DL Chemical, DL Construction, Lotte Chemical, Lotte Construction, etc.
Utilize Promissory Notes and Corporate Purchase-Only Cards for Short-Term Fundraising
Delay Payment of Purchase Amounts to Alleviate Working Capital Burden

Petrochemical and construction companies are securing short-term liquidity by utilizing accounts receivable as funding becomes difficult due to deteriorating performance and insolvency. Recently, DL Chemical, DL Construction, Lotte Chemical, and Lotte Construction have eased their working capital burdens by leveraging accounts receivable.


According to the investment banking (IB) industry on the 20th, DL Chemical raised 53 billion KRW through promissory note securitization. They issued a one-month promissory note by postponing the payment of raw material purchase costs (accounts payable) to Yeochun NCC. An SPC received the promissory note on behalf of Yeochun NCC and issued short-term asset-backed securities using it as the underlying asset (a type of collateral). The SPC used the funds from issuing the asset-backed securities to pay Yeochun NCC for the purchased goods. When DL Chemical repays the promissory note to the SPC, the investors in the asset-backed securities share the payment. This securitization was underwritten by Woori Investment & Securities.


Through accounts receivable securitization, DL Chemical was able to postpone the payment of purchase costs until the promissory note maturity. Yeochun NCC receives payment directly from the SPC without delaying the payment for supplied goods, reducing its working capital burden. Investors in the asset-backed securities effectively invest in the one-month promissory note issued by DL Chemical. A representative from the underwriter explained, "This securitization method was used not because DL Chemical lacked liquidity, but to adjust the timing of accounts payable settlement."

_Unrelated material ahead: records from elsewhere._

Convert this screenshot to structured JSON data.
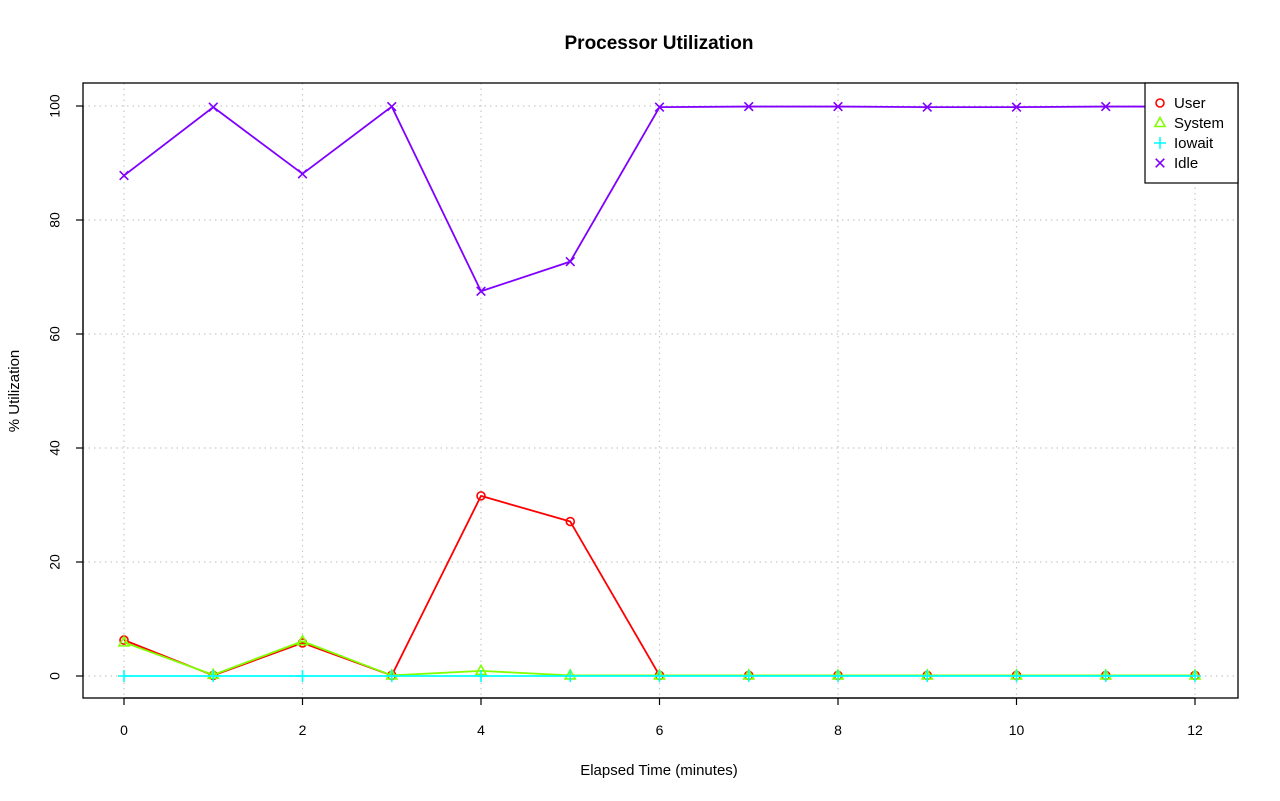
{
  "chart_data": {
    "type": "line",
    "title": "Processor Utilization",
    "xlabel": "Elapsed Time (minutes)",
    "ylabel": "% Utilization",
    "xlim": [
      0,
      12
    ],
    "ylim": [
      0,
      100
    ],
    "x_ticks": [
      0,
      2,
      4,
      6,
      8,
      10,
      12
    ],
    "y_ticks": [
      0,
      20,
      40,
      60,
      80,
      100
    ],
    "grid": true,
    "legend_position": "top-right",
    "x": [
      0,
      1,
      2,
      3,
      4,
      5,
      6,
      7,
      8,
      9,
      10,
      11,
      12
    ],
    "series": [
      {
        "name": "User",
        "color": "#ff0000",
        "marker": "circle",
        "values": [
          6.3,
          0.1,
          5.8,
          0.1,
          31.6,
          27.1,
          0.1,
          0.1,
          0.1,
          0.1,
          0.1,
          0.1,
          0.1
        ]
      },
      {
        "name": "System",
        "color": "#80ff00",
        "marker": "triangle",
        "values": [
          5.9,
          0.2,
          6.1,
          0.1,
          0.9,
          0.1,
          0.1,
          0.1,
          0.1,
          0.1,
          0.1,
          0.1,
          0.1
        ]
      },
      {
        "name": "Iowait",
        "color": "#00ffff",
        "marker": "plus",
        "values": [
          0,
          0,
          0,
          0,
          0,
          0,
          0,
          0,
          0,
          0,
          0,
          0,
          0
        ]
      },
      {
        "name": "Idle",
        "color": "#8000ff",
        "marker": "cross",
        "values": [
          87.8,
          99.8,
          88.1,
          99.9,
          67.5,
          72.7,
          99.8,
          99.9,
          99.9,
          99.8,
          99.8,
          99.9,
          99.9
        ]
      }
    ]
  }
}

'Petrochemical and Construction' Facing Financing Difficulties Secure Liquidity Using Accounts Receivable

Securitization of accounts receivable using corporate purchase cards is also being actively implemented. Corporate purchase cards are used by companies to pay for goods within an agreed credit limit with credit card companies. The credit card companies issue asset-backed securities using the receivables from the companies as the underlying assets to secure funds. Recently, Hyundai Engineering, DL Construction, Hanwha Impact, Lotte Chemical, and Lotte Construction have secured liquidity through this method.

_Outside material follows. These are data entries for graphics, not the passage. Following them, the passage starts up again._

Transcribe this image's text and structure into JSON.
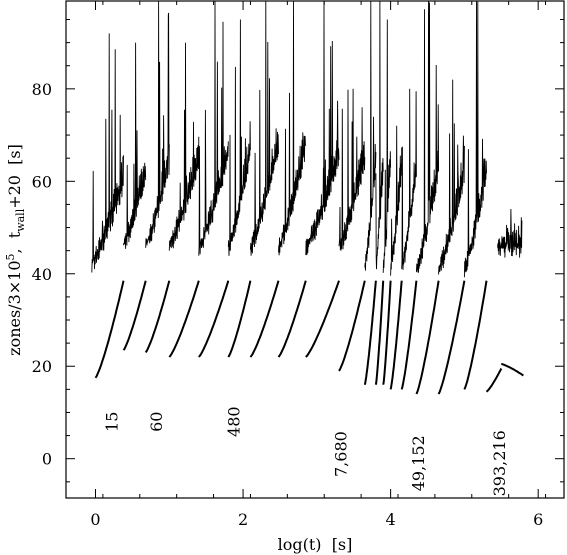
{
  "chart_data": {
    "type": "line",
    "xlabel": "log(t)  [s]",
    "ylabel": {
      "base": "zones/3×10",
      "sup": "5",
      "sep": ",  t",
      "sub": "wall",
      "tail": "+20  [s]"
    },
    "xlim": [
      -0.4,
      6.35
    ],
    "ylim": [
      -8.5,
      99
    ],
    "x_ticks": [
      0,
      2,
      4,
      6
    ],
    "x_tick_labels": [
      "0",
      "2",
      "4",
      "6"
    ],
    "y_ticks": [
      0,
      20,
      40,
      60,
      80
    ],
    "y_tick_labels": [
      "0",
      "20",
      "40",
      "60",
      "80"
    ],
    "annotations": [
      {
        "text": "15",
        "x": 0.3,
        "y": 8
      },
      {
        "text": "60",
        "x": 0.9,
        "y": 8
      },
      {
        "text": "480",
        "x": 1.95,
        "y": 8
      },
      {
        "text": "7,680",
        "x": 3.4,
        "y": 1
      },
      {
        "text": "49,152",
        "x": 4.45,
        "y": -1
      },
      {
        "text": "393,216",
        "x": 5.55,
        "y": -1
      }
    ],
    "series": [
      {
        "role": "zones",
        "segments": [
          {
            "x": [
              0.0,
              0.38
            ],
            "y": [
              17.5,
              38.5
            ]
          },
          {
            "x": [
              0.38,
              0.68
            ],
            "y": [
              23.5,
              38.5
            ]
          },
          {
            "x": [
              0.68,
              1.0
            ],
            "y": [
              23,
              38.5
            ]
          },
          {
            "x": [
              1.0,
              1.4
            ],
            "y": [
              22,
              38.5
            ]
          },
          {
            "x": [
              1.4,
              1.8
            ],
            "y": [
              22,
              38.5
            ]
          },
          {
            "x": [
              1.8,
              2.1
            ],
            "y": [
              22,
              38.5
            ]
          },
          {
            "x": [
              2.1,
              2.48
            ],
            "y": [
              22,
              38.5
            ]
          },
          {
            "x": [
              2.48,
              2.85
            ],
            "y": [
              22,
              38.5
            ]
          },
          {
            "x": [
              2.85,
              3.3
            ],
            "y": [
              22,
              38.5
            ]
          },
          {
            "x": [
              3.3,
              3.65
            ],
            "y": [
              19,
              38.5
            ]
          },
          {
            "x": [
              3.65,
              3.8
            ],
            "y": [
              16,
              38.5
            ]
          },
          {
            "x": [
              3.8,
              3.9
            ],
            "y": [
              16,
              38.5
            ]
          },
          {
            "x": [
              3.9,
              4.0
            ],
            "y": [
              16,
              38.5
            ]
          },
          {
            "x": [
              4.0,
              4.15
            ],
            "y": [
              15,
              38.5
            ]
          },
          {
            "x": [
              4.15,
              4.35
            ],
            "y": [
              15,
              38.5
            ]
          },
          {
            "x": [
              4.35,
              4.65
            ],
            "y": [
              14,
              38.5
            ]
          },
          {
            "x": [
              4.65,
              5.0
            ],
            "y": [
              14,
              38.5
            ]
          },
          {
            "x": [
              5.0,
              5.3
            ],
            "y": [
              15,
              38.5
            ]
          },
          {
            "x": [
              5.3,
              5.5
            ],
            "y": [
              14.5,
              19.5
            ]
          },
          {
            "x": [
              5.5,
              5.8
            ],
            "y": [
              20.5,
              18
            ]
          }
        ]
      },
      {
        "role": "t_wall",
        "segments": [
          {
            "x": [
              -0.05,
              0.38
            ],
            "y": [
              42.5,
              60
            ],
            "spike_max": 92
          },
          {
            "x": [
              0.38,
              0.68
            ],
            "y": [
              46.5,
              62
            ],
            "spike_max": 90
          },
          {
            "x": [
              0.68,
              1.0
            ],
            "y": [
              46.5,
              64
            ],
            "spike_max": 99
          },
          {
            "x": [
              1.0,
              1.4
            ],
            "y": [
              46.5,
              65
            ],
            "spike_max": 90
          },
          {
            "x": [
              1.4,
              1.8
            ],
            "y": [
              46,
              66
            ],
            "spike_max": 99
          },
          {
            "x": [
              1.8,
              2.1
            ],
            "y": [
              46,
              67
            ],
            "spike_max": 95
          },
          {
            "x": [
              2.1,
              2.48
            ],
            "y": [
              46,
              68
            ],
            "spike_max": 99
          },
          {
            "x": [
              2.48,
              2.85
            ],
            "y": [
              46,
              68
            ],
            "spike_max": 99
          },
          {
            "x": [
              2.85,
              3.3
            ],
            "y": [
              46,
              66
            ],
            "spike_max": 99
          },
          {
            "x": [
              3.3,
              3.65
            ],
            "y": [
              46,
              65
            ],
            "spike_max": 80
          },
          {
            "x": [
              3.65,
              3.8
            ],
            "y": [
              42,
              64
            ],
            "spike_max": 99
          },
          {
            "x": [
              3.8,
              3.9
            ],
            "y": [
              42,
              64
            ],
            "spike_max": 99
          },
          {
            "x": [
              3.9,
              4.0
            ],
            "y": [
              42,
              64
            ],
            "spike_max": 95
          },
          {
            "x": [
              4.0,
              4.15
            ],
            "y": [
              42,
              63
            ],
            "spike_max": 72
          },
          {
            "x": [
              4.15,
              4.35
            ],
            "y": [
              41.5,
              63
            ],
            "spike_max": 80
          },
          {
            "x": [
              4.35,
              4.65
            ],
            "y": [
              41.5,
              63
            ],
            "spike_max": 99
          },
          {
            "x": [
              4.65,
              5.0
            ],
            "y": [
              41.5,
              62
            ],
            "spike_max": 82
          },
          {
            "x": [
              5.0,
              5.3
            ],
            "y": [
              41.5,
              62
            ],
            "spike_max": 99
          },
          {
            "x": [
              5.45,
              5.78
            ],
            "y": [
              46,
              46
            ],
            "spike_max": 54
          }
        ]
      }
    ]
  }
}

Hyundai Engineering issued purchase card-backed securities worth 150 billion KRW with Korea Investment & Securities as the lead underwriter. This method involves issuing asset-backed securities based on the credit card agreement with Hyundai Card. DL Construction raised 23 billion KRW underwritten by Bookook Securities, Hanwha Impact raised 12.2 billion KRW underwritten by KB Securities, and Hansol Paper raised 17 billion KRW underwritten by DB Financial Investment using the same method. Lotte Chemical is also reported to have recently raised around 100 billion KRW through purchase cards.


In June, Lotte Construction extended the maturity of asset-backed securities issued with a three-month maturity using purchase cards by an additional three months. They had secured 100 billion KRW in liquidity in June underwritten by Bookook Securities. After signing a card agreement with Hyundai Card, Hyundai Card issued asset-backed securities using the card payment receivables that Lotte Construction will repay as the underlying assets.

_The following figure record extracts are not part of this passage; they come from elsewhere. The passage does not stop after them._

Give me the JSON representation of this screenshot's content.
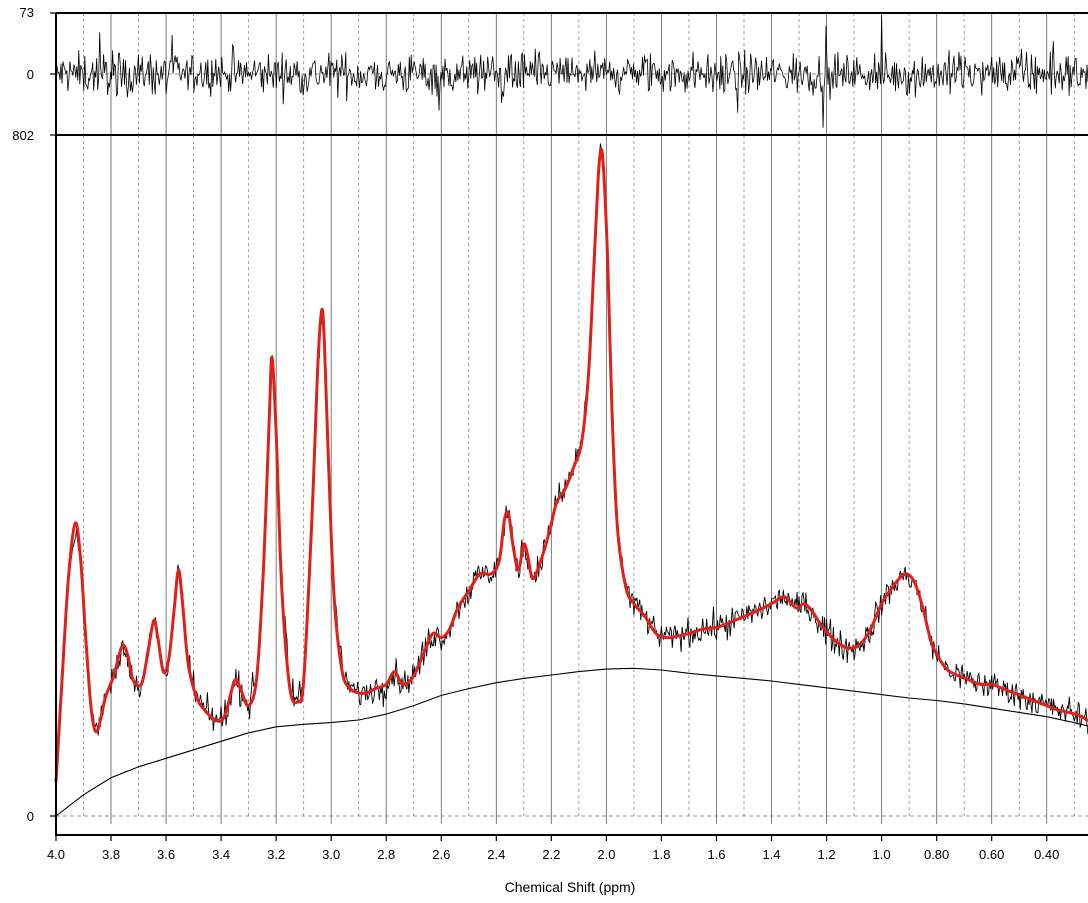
{
  "chart_data": {
    "type": "line",
    "xlabel": "Chemical Shift (ppm)",
    "x_reversed": true,
    "xlim": [
      4.0,
      0.25
    ],
    "x_ticks": [
      4.0,
      3.8,
      3.6,
      3.4,
      3.2,
      3.0,
      2.8,
      2.6,
      2.4,
      2.2,
      2.0,
      1.8,
      1.6,
      1.4,
      1.2,
      1.0,
      0.8,
      0.6,
      0.4
    ],
    "x_tick_labels": [
      "4.0",
      "3.8",
      "3.6",
      "3.4",
      "3.2",
      "3.0",
      "2.8",
      "2.6",
      "2.4",
      "2.2",
      "2.0",
      "1.8",
      "1.6",
      "1.4",
      "1.2",
      "1.0",
      "0.80",
      "0.60",
      "0.40"
    ],
    "grid": "solid-major-dashed-minor",
    "panels": [
      {
        "name": "residual",
        "ylim": [
          -73,
          73
        ],
        "y_tick_labels": [
          "73",
          "0"
        ],
        "series": [
          {
            "role": "residual",
            "color": "#000000"
          }
        ]
      },
      {
        "name": "spectrum",
        "ylim": [
          0,
          802
        ],
        "y_tick_labels": [
          "802",
          "0"
        ],
        "series": [
          {
            "role": "measured",
            "color": "#000000",
            "noise_amplitude": 16
          },
          {
            "role": "fit",
            "color": "#e0201b",
            "points": [
              [
                4.0,
                40
              ],
              [
                3.98,
                150
              ],
              [
                3.955,
                280
              ],
              [
                3.93,
                345
              ],
              [
                3.91,
                300
              ],
              [
                3.89,
                200
              ],
              [
                3.87,
                120
              ],
              [
                3.85,
                100
              ],
              [
                3.82,
                140
              ],
              [
                3.79,
                165
              ],
              [
                3.76,
                200
              ],
              [
                3.74,
                190
              ],
              [
                3.72,
                160
              ],
              [
                3.69,
                155
              ],
              [
                3.67,
                185
              ],
              [
                3.645,
                230
              ],
              [
                3.63,
                210
              ],
              [
                3.61,
                170
              ],
              [
                3.59,
                185
              ],
              [
                3.57,
                245
              ],
              [
                3.555,
                290
              ],
              [
                3.54,
                250
              ],
              [
                3.52,
                180
              ],
              [
                3.49,
                140
              ],
              [
                3.46,
                125
              ],
              [
                3.43,
                115
              ],
              [
                3.4,
                112
              ],
              [
                3.38,
                125
              ],
              [
                3.35,
                160
              ],
              [
                3.33,
                150
              ],
              [
                3.3,
                130
              ],
              [
                3.27,
                165
              ],
              [
                3.245,
                300
              ],
              [
                3.225,
                470
              ],
              [
                3.215,
                540
              ],
              [
                3.2,
                450
              ],
              [
                3.18,
                270
              ],
              [
                3.15,
                150
              ],
              [
                3.12,
                135
              ],
              [
                3.1,
                160
              ],
              [
                3.07,
                350
              ],
              [
                3.05,
                520
              ],
              [
                3.035,
                595
              ],
              [
                3.025,
                560
              ],
              [
                3.01,
                420
              ],
              [
                2.99,
                260
              ],
              [
                2.96,
                170
              ],
              [
                2.93,
                150
              ],
              [
                2.9,
                145
              ],
              [
                2.87,
                145
              ],
              [
                2.84,
                150
              ],
              [
                2.8,
                155
              ],
              [
                2.77,
                170
              ],
              [
                2.74,
                155
              ],
              [
                2.7,
                165
              ],
              [
                2.66,
                195
              ],
              [
                2.63,
                215
              ],
              [
                2.6,
                210
              ],
              [
                2.57,
                220
              ],
              [
                2.54,
                245
              ],
              [
                2.5,
                265
              ],
              [
                2.46,
                285
              ],
              [
                2.42,
                285
              ],
              [
                2.39,
                300
              ],
              [
                2.37,
                350
              ],
              [
                2.355,
                355
              ],
              [
                2.34,
                320
              ],
              [
                2.32,
                290
              ],
              [
                2.3,
                320
              ],
              [
                2.285,
                305
              ],
              [
                2.27,
                280
              ],
              [
                2.25,
                290
              ],
              [
                2.22,
                320
              ],
              [
                2.2,
                345
              ],
              [
                2.18,
                370
              ],
              [
                2.15,
                385
              ],
              [
                2.12,
                410
              ],
              [
                2.09,
                440
              ],
              [
                2.065,
                520
              ],
              [
                2.045,
                650
              ],
              [
                2.03,
                750
              ],
              [
                2.02,
                785
              ],
              [
                2.01,
                760
              ],
              [
                1.995,
                650
              ],
              [
                1.98,
                480
              ],
              [
                1.96,
                340
              ],
              [
                1.93,
                270
              ],
              [
                1.9,
                250
              ],
              [
                1.86,
                235
              ],
              [
                1.82,
                215
              ],
              [
                1.78,
                210
              ],
              [
                1.74,
                212
              ],
              [
                1.7,
                215
              ],
              [
                1.65,
                220
              ],
              [
                1.6,
                222
              ],
              [
                1.55,
                228
              ],
              [
                1.5,
                235
              ],
              [
                1.45,
                242
              ],
              [
                1.4,
                250
              ],
              [
                1.36,
                258
              ],
              [
                1.34,
                255
              ],
              [
                1.31,
                245
              ],
              [
                1.28,
                250
              ],
              [
                1.25,
                240
              ],
              [
                1.22,
                225
              ],
              [
                1.18,
                210
              ],
              [
                1.14,
                200
              ],
              [
                1.1,
                198
              ],
              [
                1.07,
                205
              ],
              [
                1.04,
                220
              ],
              [
                1.0,
                250
              ],
              [
                0.97,
                265
              ],
              [
                0.94,
                278
              ],
              [
                0.91,
                285
              ],
              [
                0.88,
                275
              ],
              [
                0.85,
                245
              ],
              [
                0.82,
                205
              ],
              [
                0.79,
                185
              ],
              [
                0.76,
                172
              ],
              [
                0.72,
                165
              ],
              [
                0.68,
                160
              ],
              [
                0.64,
                155
              ],
              [
                0.6,
                155
              ],
              [
                0.56,
                150
              ],
              [
                0.52,
                145
              ],
              [
                0.48,
                140
              ],
              [
                0.44,
                135
              ],
              [
                0.4,
                130
              ],
              [
                0.36,
                125
              ],
              [
                0.32,
                122
              ],
              [
                0.28,
                118
              ],
              [
                0.25,
                112
              ]
            ]
          },
          {
            "role": "baseline",
            "color": "#000000",
            "points": [
              [
                4.0,
                0
              ],
              [
                3.9,
                25
              ],
              [
                3.8,
                45
              ],
              [
                3.7,
                58
              ],
              [
                3.6,
                68
              ],
              [
                3.5,
                78
              ],
              [
                3.4,
                88
              ],
              [
                3.3,
                98
              ],
              [
                3.2,
                105
              ],
              [
                3.1,
                108
              ],
              [
                3.0,
                110
              ],
              [
                2.9,
                113
              ],
              [
                2.8,
                120
              ],
              [
                2.7,
                130
              ],
              [
                2.6,
                142
              ],
              [
                2.5,
                150
              ],
              [
                2.4,
                157
              ],
              [
                2.3,
                162
              ],
              [
                2.2,
                166
              ],
              [
                2.1,
                170
              ],
              [
                2.0,
                173
              ],
              [
                1.9,
                174
              ],
              [
                1.8,
                172
              ],
              [
                1.7,
                168
              ],
              [
                1.6,
                165
              ],
              [
                1.5,
                162
              ],
              [
                1.4,
                159
              ],
              [
                1.3,
                155
              ],
              [
                1.2,
                151
              ],
              [
                1.1,
                147
              ],
              [
                1.0,
                143
              ],
              [
                0.9,
                139
              ],
              [
                0.8,
                136
              ],
              [
                0.7,
                132
              ],
              [
                0.6,
                127
              ],
              [
                0.5,
                122
              ],
              [
                0.4,
                117
              ],
              [
                0.3,
                110
              ],
              [
                0.25,
                106
              ]
            ]
          }
        ]
      }
    ]
  }
}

An IB industry official explained, "Corporate purchase card securitization is usually used by companies to postpone payment and alleviate short-term liquidity burdens," adding, "While it is effective for securing short-term funds, many cases involve continuously extending the maturity upon card payment due dates." The official also noted, "Recently, companies mainly in the petrochemical and construction sectors have been using this as a liquidity securing measure due to worsening performance and financial conditions making long-term funding difficult."